In Warendorf-Hoet­mar wird die Dechant-Wessing-Schule seit Jahren kommissarisch geleitet, der kleinen Dorfschule St. Bonifatius in Birgte geht es nicht anders, die katholische Grundschule in Anholt wird aus Bocholt geleitet, auch die Everwordschule in Freckenhorst sucht einen neuen Rektor oder eine neue Rektorin. Die Stichprobe zeigt: Das heikle Thema Schulleitermangel ist auch im Münsterland nicht unbekannt.

Freitag, 29.12.2017, 08:00 Uhr aktualisiert: 29.12.2017, 15:53 Uhr
Regierungsbezirk Münster: Jeder fünften Grundschule fehlt neue Leitung
Im Regierungsbezirk Münster hat jede fünfte Grundschule keine neue Führung. Foto: colourbox.com

Von den 404 Grundschulen im Regierungsbezirk Münster suchen 76 eine neue Leitung – fast 20 Prozent. „Das heißt aber nicht in allen 76 Fällen: Hilfe, wir finden keinen“, betonte An­dreas Winnemöller von der Bezirksregierung gegenüber unserer Zeitung. Zum Teil handele es sich um gerade erst angelaufene Verfahren, manche liefen allerdings auch schon länger.

Bundesweit sind laut einer Umfrage der „Bild“-Zeitung bei den Kultusministerien rund tausend Leiter-Stellen an Grundschulen unbesetzt.
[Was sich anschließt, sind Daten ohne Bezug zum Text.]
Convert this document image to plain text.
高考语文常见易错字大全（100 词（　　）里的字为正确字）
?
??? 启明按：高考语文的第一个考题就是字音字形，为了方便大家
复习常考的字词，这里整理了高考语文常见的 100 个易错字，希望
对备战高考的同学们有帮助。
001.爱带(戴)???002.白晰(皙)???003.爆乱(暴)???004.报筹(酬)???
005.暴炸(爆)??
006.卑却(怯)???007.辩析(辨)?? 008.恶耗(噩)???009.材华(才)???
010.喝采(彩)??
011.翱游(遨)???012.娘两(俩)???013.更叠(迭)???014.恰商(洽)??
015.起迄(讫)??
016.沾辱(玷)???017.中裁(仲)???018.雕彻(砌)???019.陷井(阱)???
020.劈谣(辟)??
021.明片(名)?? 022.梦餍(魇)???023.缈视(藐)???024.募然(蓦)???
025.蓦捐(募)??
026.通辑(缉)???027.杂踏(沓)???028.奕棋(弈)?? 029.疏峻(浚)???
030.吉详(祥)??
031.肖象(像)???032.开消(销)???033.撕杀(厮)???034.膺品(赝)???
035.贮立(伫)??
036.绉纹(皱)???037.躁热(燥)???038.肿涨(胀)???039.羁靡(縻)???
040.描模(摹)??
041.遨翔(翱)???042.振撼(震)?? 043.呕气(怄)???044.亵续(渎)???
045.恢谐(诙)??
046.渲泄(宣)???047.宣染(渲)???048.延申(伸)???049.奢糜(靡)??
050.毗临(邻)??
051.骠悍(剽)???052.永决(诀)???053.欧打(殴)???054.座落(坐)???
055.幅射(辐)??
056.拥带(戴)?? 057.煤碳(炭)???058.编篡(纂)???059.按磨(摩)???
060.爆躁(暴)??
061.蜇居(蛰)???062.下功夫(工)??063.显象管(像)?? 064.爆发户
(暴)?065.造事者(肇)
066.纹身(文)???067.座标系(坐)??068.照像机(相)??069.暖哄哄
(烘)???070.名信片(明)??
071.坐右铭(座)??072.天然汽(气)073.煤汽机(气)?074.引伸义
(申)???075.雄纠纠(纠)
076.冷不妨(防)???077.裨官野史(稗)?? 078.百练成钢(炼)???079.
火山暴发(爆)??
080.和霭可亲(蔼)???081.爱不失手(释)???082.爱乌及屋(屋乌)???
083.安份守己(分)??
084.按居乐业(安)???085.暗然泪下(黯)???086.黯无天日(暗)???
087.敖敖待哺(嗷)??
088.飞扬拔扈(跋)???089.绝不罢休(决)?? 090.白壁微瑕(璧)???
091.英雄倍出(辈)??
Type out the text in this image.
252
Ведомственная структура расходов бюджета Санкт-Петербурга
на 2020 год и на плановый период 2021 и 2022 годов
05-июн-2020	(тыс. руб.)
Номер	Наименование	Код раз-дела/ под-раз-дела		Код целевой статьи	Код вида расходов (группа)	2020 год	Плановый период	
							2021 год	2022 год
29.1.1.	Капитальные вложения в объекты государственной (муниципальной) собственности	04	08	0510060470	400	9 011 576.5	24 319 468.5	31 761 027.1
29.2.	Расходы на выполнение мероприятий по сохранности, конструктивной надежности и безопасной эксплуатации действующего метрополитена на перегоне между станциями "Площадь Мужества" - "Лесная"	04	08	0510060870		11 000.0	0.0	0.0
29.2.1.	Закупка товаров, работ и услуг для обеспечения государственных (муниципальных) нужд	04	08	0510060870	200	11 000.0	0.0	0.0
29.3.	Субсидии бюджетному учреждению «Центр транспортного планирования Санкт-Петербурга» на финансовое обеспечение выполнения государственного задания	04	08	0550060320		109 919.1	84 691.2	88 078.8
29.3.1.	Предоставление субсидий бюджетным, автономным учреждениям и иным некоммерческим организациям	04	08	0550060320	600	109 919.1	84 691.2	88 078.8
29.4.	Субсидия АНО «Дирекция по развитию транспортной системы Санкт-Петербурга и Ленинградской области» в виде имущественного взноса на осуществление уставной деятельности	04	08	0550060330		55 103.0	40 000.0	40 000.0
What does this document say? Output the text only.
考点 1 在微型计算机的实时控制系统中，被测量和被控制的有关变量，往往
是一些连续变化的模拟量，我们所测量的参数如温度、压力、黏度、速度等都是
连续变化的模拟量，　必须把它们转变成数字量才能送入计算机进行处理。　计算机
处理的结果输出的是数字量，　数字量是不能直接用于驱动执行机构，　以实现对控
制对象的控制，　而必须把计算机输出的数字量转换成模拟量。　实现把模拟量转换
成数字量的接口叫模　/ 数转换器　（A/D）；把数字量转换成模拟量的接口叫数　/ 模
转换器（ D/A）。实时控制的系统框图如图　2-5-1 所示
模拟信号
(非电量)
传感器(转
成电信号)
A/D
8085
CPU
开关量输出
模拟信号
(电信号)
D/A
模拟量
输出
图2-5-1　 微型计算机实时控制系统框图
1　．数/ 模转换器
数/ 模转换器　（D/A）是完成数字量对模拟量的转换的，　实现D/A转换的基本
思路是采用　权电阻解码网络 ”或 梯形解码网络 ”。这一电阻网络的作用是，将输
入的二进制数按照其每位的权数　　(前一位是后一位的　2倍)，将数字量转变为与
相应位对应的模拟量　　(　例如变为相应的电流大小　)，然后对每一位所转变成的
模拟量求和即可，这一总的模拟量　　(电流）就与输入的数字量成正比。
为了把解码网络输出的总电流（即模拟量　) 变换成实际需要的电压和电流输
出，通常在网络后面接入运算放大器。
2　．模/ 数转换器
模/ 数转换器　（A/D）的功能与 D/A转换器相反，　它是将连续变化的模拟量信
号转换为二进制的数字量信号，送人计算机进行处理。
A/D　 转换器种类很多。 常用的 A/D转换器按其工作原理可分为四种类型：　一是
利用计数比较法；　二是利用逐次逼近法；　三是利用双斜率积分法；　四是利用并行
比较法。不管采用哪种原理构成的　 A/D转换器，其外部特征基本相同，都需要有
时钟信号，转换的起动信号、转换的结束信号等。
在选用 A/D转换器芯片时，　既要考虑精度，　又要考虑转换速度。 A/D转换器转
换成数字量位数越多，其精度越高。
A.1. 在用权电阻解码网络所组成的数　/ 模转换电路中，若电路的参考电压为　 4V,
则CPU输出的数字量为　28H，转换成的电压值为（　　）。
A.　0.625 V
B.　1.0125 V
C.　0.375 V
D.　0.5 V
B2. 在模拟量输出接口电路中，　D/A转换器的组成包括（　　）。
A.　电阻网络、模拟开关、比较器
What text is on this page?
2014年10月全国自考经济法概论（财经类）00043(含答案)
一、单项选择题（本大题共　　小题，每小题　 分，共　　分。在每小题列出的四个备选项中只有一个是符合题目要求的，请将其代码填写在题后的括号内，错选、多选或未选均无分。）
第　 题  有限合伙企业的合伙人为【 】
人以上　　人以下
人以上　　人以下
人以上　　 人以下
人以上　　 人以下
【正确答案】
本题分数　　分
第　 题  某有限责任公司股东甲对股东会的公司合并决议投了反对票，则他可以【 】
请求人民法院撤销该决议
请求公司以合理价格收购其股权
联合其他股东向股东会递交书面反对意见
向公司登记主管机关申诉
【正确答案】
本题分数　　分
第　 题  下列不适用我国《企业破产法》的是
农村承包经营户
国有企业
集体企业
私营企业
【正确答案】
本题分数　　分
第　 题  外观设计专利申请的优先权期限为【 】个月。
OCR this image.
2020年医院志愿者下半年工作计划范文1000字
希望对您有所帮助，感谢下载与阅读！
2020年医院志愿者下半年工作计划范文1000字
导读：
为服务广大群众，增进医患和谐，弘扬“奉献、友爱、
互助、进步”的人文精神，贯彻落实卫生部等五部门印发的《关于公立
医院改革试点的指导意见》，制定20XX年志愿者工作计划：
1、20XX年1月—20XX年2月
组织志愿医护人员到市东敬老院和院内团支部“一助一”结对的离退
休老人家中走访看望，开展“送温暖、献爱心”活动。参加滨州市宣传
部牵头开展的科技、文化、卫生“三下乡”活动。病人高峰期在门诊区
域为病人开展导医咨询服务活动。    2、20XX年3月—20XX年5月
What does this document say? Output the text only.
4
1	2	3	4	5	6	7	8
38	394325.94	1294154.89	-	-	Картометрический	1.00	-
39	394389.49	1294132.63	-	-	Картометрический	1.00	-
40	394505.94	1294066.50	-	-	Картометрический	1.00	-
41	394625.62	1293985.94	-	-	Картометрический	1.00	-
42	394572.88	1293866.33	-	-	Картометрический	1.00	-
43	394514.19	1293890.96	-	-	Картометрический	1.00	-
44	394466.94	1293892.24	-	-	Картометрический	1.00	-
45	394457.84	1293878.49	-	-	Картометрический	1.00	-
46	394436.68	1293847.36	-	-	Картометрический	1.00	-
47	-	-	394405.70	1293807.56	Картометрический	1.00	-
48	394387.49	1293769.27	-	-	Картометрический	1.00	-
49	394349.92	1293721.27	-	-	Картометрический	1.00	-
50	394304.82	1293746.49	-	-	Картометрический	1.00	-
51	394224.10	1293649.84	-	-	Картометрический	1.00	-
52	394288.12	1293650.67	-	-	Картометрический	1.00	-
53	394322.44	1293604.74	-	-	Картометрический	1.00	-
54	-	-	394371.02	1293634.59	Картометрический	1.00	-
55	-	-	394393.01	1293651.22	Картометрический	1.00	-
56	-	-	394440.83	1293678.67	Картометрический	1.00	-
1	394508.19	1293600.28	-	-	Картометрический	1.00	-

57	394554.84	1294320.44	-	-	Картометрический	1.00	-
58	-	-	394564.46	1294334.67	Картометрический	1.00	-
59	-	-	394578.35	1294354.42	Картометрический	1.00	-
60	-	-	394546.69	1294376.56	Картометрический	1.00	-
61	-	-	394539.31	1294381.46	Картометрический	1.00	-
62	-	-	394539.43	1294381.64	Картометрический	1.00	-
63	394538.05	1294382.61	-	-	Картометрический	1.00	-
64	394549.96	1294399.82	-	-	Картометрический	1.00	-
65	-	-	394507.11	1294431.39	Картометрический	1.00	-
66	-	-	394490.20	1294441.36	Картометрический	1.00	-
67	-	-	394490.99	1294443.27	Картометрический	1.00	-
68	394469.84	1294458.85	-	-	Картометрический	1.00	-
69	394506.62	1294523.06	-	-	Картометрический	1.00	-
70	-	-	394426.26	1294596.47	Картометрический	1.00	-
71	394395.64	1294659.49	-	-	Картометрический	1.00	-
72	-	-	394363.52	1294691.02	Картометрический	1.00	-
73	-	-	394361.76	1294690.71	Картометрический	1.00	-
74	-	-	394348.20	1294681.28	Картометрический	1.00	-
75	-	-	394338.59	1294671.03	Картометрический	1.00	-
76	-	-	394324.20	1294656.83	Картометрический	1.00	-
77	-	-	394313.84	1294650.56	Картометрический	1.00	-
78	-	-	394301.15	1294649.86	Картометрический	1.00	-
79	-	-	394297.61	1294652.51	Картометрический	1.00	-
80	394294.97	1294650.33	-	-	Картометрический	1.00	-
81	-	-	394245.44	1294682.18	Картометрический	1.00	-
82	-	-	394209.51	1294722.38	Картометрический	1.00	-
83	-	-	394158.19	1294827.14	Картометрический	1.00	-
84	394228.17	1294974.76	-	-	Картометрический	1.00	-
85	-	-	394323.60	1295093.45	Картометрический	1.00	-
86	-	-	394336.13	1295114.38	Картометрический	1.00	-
Die Lehrergewerkschaften prangern seit Jahren die Ursachen für die Schwierigkeiten, die Führungsposition an Grundschulen neu zu besetzten, an. „Es ist ein anspruchsvoller Job, davor schrecken viele zurück“, erläuterte Berthold Paschert von der Gewerkschaft GEW. Neben der umfangreichen Verwaltungsarbeit und der Personalverantwortung sei auch noch eine hohe Unterrichtsverpflichtung zu erfüllen – „das ist eine enorme Belastung“.

Die Besoldung sei erst 2017 auf A 14 angehoben worden. Das NRW-Schulministerium erklärte auf Anfrage, dass man die Auswirkung dieser Erhöhung genau beobachten werde. Die Landesregierung werde Maßnahmen zur besseren Besetzung von Schulleitungspositionen ergreifen, so Ministeriumssprecher Daniel Kölle. Dazu zählten Jobsharing, frühzeitiges Mentoring oder Fortbildungen.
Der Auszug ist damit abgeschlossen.